Inshore and nearshore, there are a variety of gamefish taking advantage of the plentiful baitfish supply. Reds, trout, jacks, snook, bluefish and mackerel are all available. Once your targeted species is located, how can you increase the chances for success?
Tackle: The right fly pattern in color and size will work best when it is in front of the fish's face. Early morning with calm conditions will show redfish and trout in the shallows, where surface or shallow presentations are effective. If the same fish are on the bottom in a pothole that is 4 to 6 feet deep, a shallow presentation will not work. Adding a lot of weight to the fly will help but destroys the action and makes casting a chore.

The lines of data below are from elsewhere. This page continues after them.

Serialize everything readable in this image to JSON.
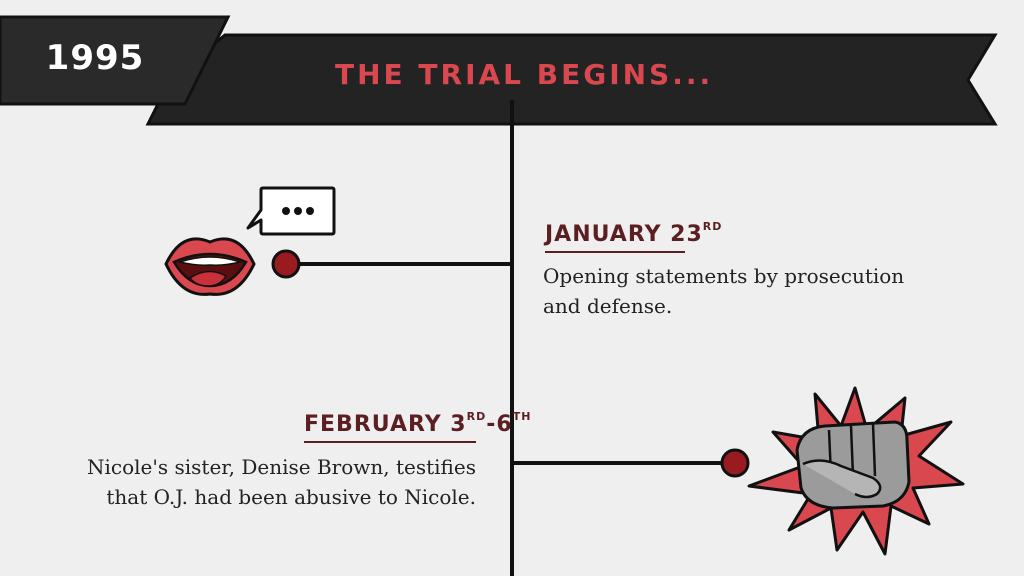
{
  "year": "1995",
  "banner": {
    "title": "THE TRIAL BEGINS..."
  },
  "events": [
    {
      "date_main": "JANUARY 23",
      "date_suffix": "RD",
      "description_lines": [
        "Opening statements by prosecution",
        "and defense."
      ],
      "icon": "speaking-mouth-icon"
    },
    {
      "date_main": "FEBRUARY 3",
      "date_suffix1": "RD",
      "date_dash": "-6",
      "date_suffix2": "TH",
      "description_lines": [
        "Nicole's sister, Denise Brown, testifies",
        "that O.J. had been abusive to Nicole."
      ],
      "icon": "punching-fist-icon"
    }
  ],
  "colors": {
    "banner": "#232323",
    "accent_red": "#d9474f",
    "dot": "#9a1b1f",
    "date_text": "#5b1f22",
    "background": "#efefef"
  }
}
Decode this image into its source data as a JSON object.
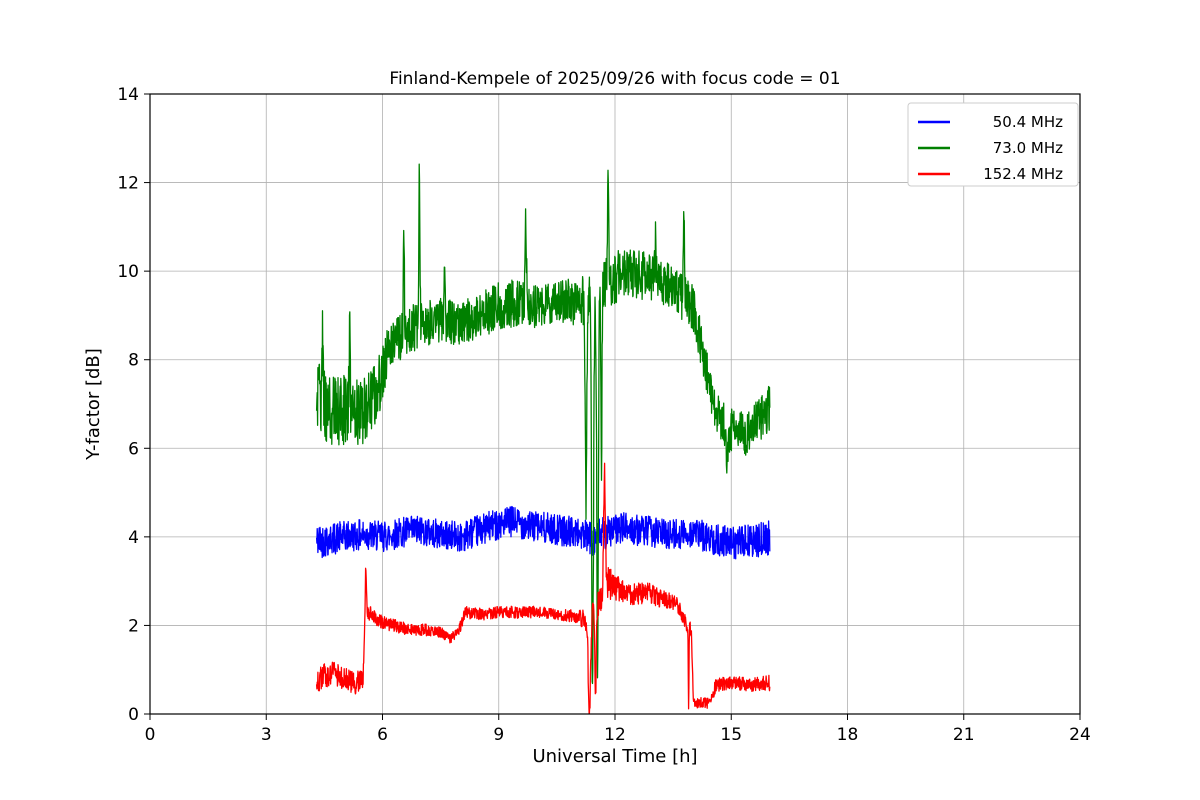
{
  "chart_data": {
    "type": "line",
    "title": "Finland-Kempele of 2025/09/26 with focus code = 01",
    "xlabel": "Universal Time [h]",
    "ylabel": "Y-factor [dB]",
    "xlim": [
      0,
      24
    ],
    "ylim": [
      0,
      14
    ],
    "xticks": [
      0,
      3,
      6,
      9,
      12,
      15,
      18,
      21,
      24
    ],
    "yticks": [
      0,
      2,
      4,
      6,
      8,
      10,
      12,
      14
    ],
    "grid": true,
    "grid_color": "#b0b0b0",
    "legend_position": "upper right",
    "data_x_range": [
      4.3,
      16.0
    ],
    "series": [
      {
        "name": "50.4 MHz",
        "color": "#0000ff",
        "anchors": [
          [
            4.3,
            3.9,
            0.4
          ],
          [
            5.0,
            4.0,
            0.35
          ],
          [
            5.5,
            4.05,
            0.35
          ],
          [
            6.0,
            4.0,
            0.35
          ],
          [
            6.5,
            4.1,
            0.35
          ],
          [
            7.0,
            4.15,
            0.35
          ],
          [
            7.5,
            4.05,
            0.33
          ],
          [
            8.0,
            4.0,
            0.35
          ],
          [
            8.5,
            4.15,
            0.35
          ],
          [
            9.0,
            4.3,
            0.35
          ],
          [
            9.4,
            4.35,
            0.35
          ],
          [
            9.8,
            4.25,
            0.35
          ],
          [
            10.2,
            4.2,
            0.35
          ],
          [
            10.6,
            4.15,
            0.35
          ],
          [
            11.0,
            4.1,
            0.35
          ],
          [
            11.4,
            3.95,
            0.4
          ],
          [
            11.8,
            4.1,
            0.38
          ],
          [
            12.2,
            4.2,
            0.35
          ],
          [
            12.6,
            4.15,
            0.35
          ],
          [
            13.0,
            4.1,
            0.35
          ],
          [
            13.5,
            4.05,
            0.35
          ],
          [
            14.0,
            4.1,
            0.35
          ],
          [
            14.5,
            3.95,
            0.35
          ],
          [
            15.0,
            3.85,
            0.38
          ],
          [
            15.5,
            3.9,
            0.38
          ],
          [
            16.0,
            3.95,
            0.42
          ]
        ],
        "spikes": []
      },
      {
        "name": "73.0 MHz",
        "color": "#008000",
        "anchors": [
          [
            4.3,
            7.2,
            0.85
          ],
          [
            4.7,
            6.8,
            0.8
          ],
          [
            5.1,
            6.9,
            0.8
          ],
          [
            5.5,
            6.8,
            0.75
          ],
          [
            5.9,
            7.4,
            0.7
          ],
          [
            6.2,
            8.4,
            0.5
          ],
          [
            6.6,
            8.6,
            0.55
          ],
          [
            7.0,
            8.8,
            0.55
          ],
          [
            7.5,
            8.9,
            0.5
          ],
          [
            8.0,
            8.8,
            0.5
          ],
          [
            8.5,
            9.0,
            0.5
          ],
          [
            9.0,
            9.2,
            0.55
          ],
          [
            9.5,
            9.3,
            0.55
          ],
          [
            10.0,
            9.2,
            0.5
          ],
          [
            10.5,
            9.3,
            0.5
          ],
          [
            11.0,
            9.3,
            0.55
          ],
          [
            11.5,
            9.5,
            0.6
          ],
          [
            11.9,
            9.8,
            0.6
          ],
          [
            12.3,
            10.0,
            0.55
          ],
          [
            12.7,
            9.9,
            0.55
          ],
          [
            13.1,
            9.8,
            0.55
          ],
          [
            13.5,
            9.6,
            0.5
          ],
          [
            14.0,
            9.2,
            0.55
          ],
          [
            14.3,
            8.0,
            0.5
          ],
          [
            14.6,
            6.8,
            0.45
          ],
          [
            15.0,
            6.4,
            0.5
          ],
          [
            15.4,
            6.3,
            0.5
          ],
          [
            15.7,
            6.7,
            0.55
          ],
          [
            16.0,
            6.9,
            0.6
          ]
        ],
        "spikes": [
          [
            4.45,
            1.5,
            0.02
          ],
          [
            5.15,
            1.6,
            0.02
          ],
          [
            6.55,
            2.1,
            0.02
          ],
          [
            6.95,
            3.5,
            0.02
          ],
          [
            7.6,
            1.3,
            0.02
          ],
          [
            9.7,
            1.8,
            0.025
          ],
          [
            11.25,
            -4.5,
            0.03
          ],
          [
            11.42,
            -8.6,
            0.035
          ],
          [
            11.55,
            -8.2,
            0.03
          ],
          [
            11.65,
            -4.0,
            0.02
          ],
          [
            11.82,
            2.6,
            0.02
          ],
          [
            13.05,
            0.9,
            0.02
          ],
          [
            13.78,
            1.8,
            0.02
          ],
          [
            14.9,
            -0.8,
            0.04
          ]
        ]
      },
      {
        "name": "152.4 MHz",
        "color": "#ff0000",
        "anchors": [
          [
            4.3,
            0.75,
            0.3
          ],
          [
            4.7,
            0.95,
            0.28
          ],
          [
            5.0,
            0.8,
            0.25
          ],
          [
            5.3,
            0.7,
            0.25
          ],
          [
            5.5,
            0.8,
            0.22
          ],
          [
            5.56,
            2.35,
            0.18
          ],
          [
            5.9,
            2.1,
            0.15
          ],
          [
            6.3,
            2.0,
            0.15
          ],
          [
            6.7,
            1.9,
            0.13
          ],
          [
            7.1,
            1.9,
            0.13
          ],
          [
            7.5,
            1.85,
            0.12
          ],
          [
            7.75,
            1.7,
            0.1
          ],
          [
            7.95,
            1.85,
            0.12
          ],
          [
            8.15,
            2.3,
            0.15
          ],
          [
            8.6,
            2.25,
            0.13
          ],
          [
            9.0,
            2.3,
            0.13
          ],
          [
            9.5,
            2.3,
            0.15
          ],
          [
            10.0,
            2.3,
            0.13
          ],
          [
            10.5,
            2.25,
            0.13
          ],
          [
            11.0,
            2.2,
            0.15
          ],
          [
            11.3,
            2.1,
            0.25
          ],
          [
            11.6,
            2.6,
            0.35
          ],
          [
            11.78,
            3.0,
            0.4
          ],
          [
            12.0,
            2.85,
            0.3
          ],
          [
            12.4,
            2.7,
            0.25
          ],
          [
            12.8,
            2.75,
            0.25
          ],
          [
            13.2,
            2.6,
            0.2
          ],
          [
            13.6,
            2.5,
            0.18
          ],
          [
            13.85,
            2.0,
            0.15
          ],
          [
            13.97,
            1.9,
            0.15
          ],
          [
            14.02,
            0.25,
            0.12
          ],
          [
            14.45,
            0.25,
            0.12
          ],
          [
            14.6,
            0.65,
            0.15
          ],
          [
            15.0,
            0.72,
            0.15
          ],
          [
            15.5,
            0.65,
            0.15
          ],
          [
            16.0,
            0.7,
            0.18
          ]
        ],
        "spikes": [
          [
            5.57,
            0.85,
            0.025
          ],
          [
            11.34,
            -2.2,
            0.04
          ],
          [
            11.5,
            -1.9,
            0.025
          ],
          [
            11.73,
            2.5,
            0.03
          ],
          [
            13.9,
            -1.9,
            0.012
          ]
        ]
      }
    ]
  }
}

Floating weight-forward fly lines are used by everyone, but having a second line rigged on another rod that has a clear sinking tip should be your next line purchase. Rio, Cortland and SA all make these excellent products that have a 9- to 12-foot clear tip that will sink and get your fly in the proper strike zone. Add a 4-foot piece of 20-pound fluorocarbon leader between the fly and line end and you have a deadly combination that will cast easily and give you a depth advantage.
Pro's tip: Tungsten wire wrapped on the hook shank before tying the fly or adding dumbbell eyes in varying sizes will add a small amount of weight to the fly where it is needed. After the fly hits the water, use a countdown method, counting slowly until fish are located, and repeat the technique on successive casts.